If the projected life of the wells is 10 years, but they run out on average after only nine years, there goes a lot of profit. But as unconventional gasfields are intended to roll on from one locality to the next, sinking new wells as old ones dry up, it may be possible to disguise previous underperformance amid promises of new reserves just over the next hill.
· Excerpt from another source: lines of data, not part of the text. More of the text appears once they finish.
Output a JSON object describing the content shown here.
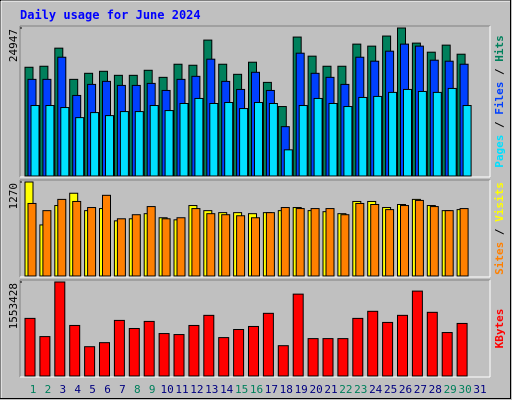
{
  "chart_data": [
    {
      "type": "bar",
      "title": "Daily usage for June 2024",
      "legend_separator": " / ",
      "ylim": [
        0,
        24947
      ],
      "yticks": [
        24947
      ],
      "series": [
        {
          "name": "Hits",
          "color": "#00805c",
          "values": [
            18330,
            18500,
            21550,
            16290,
            17310,
            17650,
            16970,
            16970,
            17820,
            16630,
            18840,
            18670,
            22910,
            18840,
            17140,
            19180,
            15780,
            11710,
            23420,
            20200,
            18500,
            18500,
            22230,
            21890,
            23590,
            24947,
            22400,
            20870,
            22060,
            20530,
            null
          ]
        },
        {
          "name": "Files",
          "color": "#0040ff",
          "values": [
            16290,
            16290,
            20020,
            13580,
            15440,
            15950,
            15270,
            15270,
            15610,
            14420,
            16290,
            16800,
            19690,
            15950,
            14590,
            17480,
            14420,
            8320,
            20700,
            17310,
            16630,
            15440,
            20020,
            19350,
            21040,
            22230,
            21890,
            19520,
            19350,
            18840,
            null
          ]
        },
        {
          "name": "Pages",
          "color": "#00e0ff",
          "values": [
            11880,
            11880,
            11540,
            9840,
            10690,
            10180,
            10860,
            10860,
            11880,
            11030,
            12220,
            13070,
            12220,
            12390,
            11370,
            12390,
            12220,
            4410,
            11880,
            13070,
            12220,
            11710,
            13240,
            13410,
            14090,
            14590,
            14250,
            14090,
            14760,
            11880,
            null
          ]
        }
      ]
    },
    {
      "type": "bar",
      "legend_separator": " / ",
      "ylim": [
        0,
        1270
      ],
      "yticks": [
        1270
      ],
      "series": [
        {
          "name": "Visits",
          "color": "#ffff00",
          "values": [
            1270,
            690,
            952,
            1118,
            883,
            911,
            745,
            773,
            842,
            787,
            759,
            952,
            883,
            856,
            856,
            842,
            856,
            883,
            925,
            883,
            869,
            842,
            1007,
            1007,
            925,
            966,
            1035,
            952,
            883,
            897,
            null
          ]
        },
        {
          "name": "Sites",
          "color": "#ff8000",
          "values": [
            980,
            883,
            1035,
            1007,
            925,
            1090,
            773,
            828,
            938,
            773,
            787,
            911,
            842,
            828,
            814,
            787,
            856,
            925,
            911,
            911,
            911,
            828,
            980,
            966,
            897,
            952,
            1021,
            938,
            883,
            911,
            null
          ]
        }
      ]
    },
    {
      "type": "bar",
      "ylim": [
        0,
        1553428
      ],
      "yticks": [
        1553428
      ],
      "categories": [
        "1",
        "2",
        "3",
        "4",
        "5",
        "6",
        "7",
        "8",
        "9",
        "10",
        "11",
        "12",
        "13",
        "14",
        "15",
        "16",
        "17",
        "18",
        "19",
        "20",
        "21",
        "22",
        "23",
        "24",
        "25",
        "26",
        "27",
        "28",
        "29",
        "30",
        "31"
      ],
      "category_colors": [
        "#00805c",
        "#00805c",
        "#000080",
        "#000080",
        "#000080",
        "#000080",
        "#000080",
        "#00805c",
        "#00805c",
        "#000080",
        "#000080",
        "#000080",
        "#000080",
        "#000080",
        "#00805c",
        "#00805c",
        "#000080",
        "#000080",
        "#000080",
        "#000080",
        "#000080",
        "#00805c",
        "#00805c",
        "#000080",
        "#000080",
        "#000080",
        "#000080",
        "#000080",
        "#00805c",
        "#00805c",
        "#000080"
      ],
      "series": [
        {
          "name": "KBytes",
          "color": "#ff0000",
          "values": [
            952130,
            651460,
            1553428,
            835200,
            484420,
            551230,
            918720,
            785090,
            902020,
            701570,
            684860,
            835200,
            1002240,
            634750,
            768380,
            818500,
            1035650,
            501120,
            1353020,
            618050,
            618050,
            618050,
            952130,
            1069060,
            885310,
            1002240,
            1403140,
            1052350,
            718270,
            868610,
            null
          ]
        }
      ]
    }
  ]
}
This dynamic has been described as the “gas Ponzi scheme”.

In 2004, US journalist Ron Suskind related a conversation with an aide to then president George W. Bush. ''We're an empire now, and when we act, we create our own reality” the aide purportedly said.
A combination of corporate wealth and government power can “make reality” for a time, long enough to make a few corporate high-fliers and retired politicians very rich whether in rebuilding the devastation inflicted on Iraq, or on a more mundane level, producing LNG for export.

As the descent of the US occupation of Iraq into chaos and the GFC’s impact on the housing and banking sectors show, this kind of forced march can only go on so long before it is overextended and unsustainable.

In the case of unconventional gas, the combination of an inherently risky industry and growing competition from far more secure renewable energy technology will almost inevitably cause a faltering if not a crash in the unconventional gas industry at some point.

Modern capitalism could continue like this forever, in theory: pumping up bubbles and state-industrial power plays before lurching back into the basic state of crisis when they fall flat --while the culprits make a quick getaway with as much loot as they can sequester in offshore tax havens.

But whether humanity can endure much more of it, as climate tipping-points are already being triggered by our atmosphere's rapidly rising greenhouse gas concentrations, is another question. We could wait for the unconventional gas industry to crash, but how much damage will it do before then?

We are running out of time, and it is vital to do everything we can to stop the unconventional gas boom dead in its tracks. Increasingly, it seems, that will mean campaigns such as Lock the Gate will need to fight on the federal front as well as the state for regulation of the fracking industry.